Batch Renormalization


Recently I’ve found batch renormalization paper after investigating instability in training ( fluctuating validation loss) due to small batch size because of memory constraint - high res segmentation task. One option is to freeze or drop the batchnorm layer but the paper states that it substantially improves the training-inference performance. Does anyone have experience with it or a readily available implementation in pytorch ?

Thanks a lot !

I don`t have experience with batch renormalization but a very good alternative is to use gradient checkpointing :
Pytorch :
Tensorflow :

This allows to create larger batches on higher resolution images to compensate batch norm instability with small batches. Very useful in medical imaging overall.

Group norm ( is also a great theoretical alternative but I never found pretrained weights on imagenet using group norm.


Thank you so much

This looks like an interesting avenue, being used by the #1 leader on the current kaggle airbus competition.
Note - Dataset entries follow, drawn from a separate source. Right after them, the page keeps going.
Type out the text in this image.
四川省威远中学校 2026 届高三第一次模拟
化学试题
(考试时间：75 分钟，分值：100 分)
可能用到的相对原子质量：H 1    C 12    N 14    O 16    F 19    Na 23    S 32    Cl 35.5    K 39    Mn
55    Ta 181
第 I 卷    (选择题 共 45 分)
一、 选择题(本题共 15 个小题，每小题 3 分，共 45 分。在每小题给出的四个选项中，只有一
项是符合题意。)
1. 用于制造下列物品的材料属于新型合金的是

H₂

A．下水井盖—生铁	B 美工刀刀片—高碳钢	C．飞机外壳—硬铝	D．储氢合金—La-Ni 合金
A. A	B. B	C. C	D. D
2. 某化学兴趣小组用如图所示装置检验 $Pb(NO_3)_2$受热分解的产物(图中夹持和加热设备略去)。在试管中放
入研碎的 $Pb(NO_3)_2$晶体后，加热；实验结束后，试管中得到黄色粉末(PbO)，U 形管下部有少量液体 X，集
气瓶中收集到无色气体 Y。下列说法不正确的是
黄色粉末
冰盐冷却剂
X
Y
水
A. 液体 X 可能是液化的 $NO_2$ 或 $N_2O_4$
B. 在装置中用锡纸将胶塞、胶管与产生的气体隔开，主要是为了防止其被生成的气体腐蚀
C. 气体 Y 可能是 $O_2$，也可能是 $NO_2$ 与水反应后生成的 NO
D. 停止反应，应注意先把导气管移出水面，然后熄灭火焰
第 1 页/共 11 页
I’ve seen you on the leaderboard :slight_smile: Let me check that too thanks a lot !

I’ve tried their wideresnet deeplab v3 model but I am able to fit even less sample per batch compared to resnet_{18, 34, 50} unet variants.

Did you get good results using inplace abn model in that github repo ? My best model is still single resnet18 Dynamic Unet LB: 0.731 with TTA but unfortunately couldn’t make deeplab v3 to give good results.

Shame it didn’t work. No such luck here either.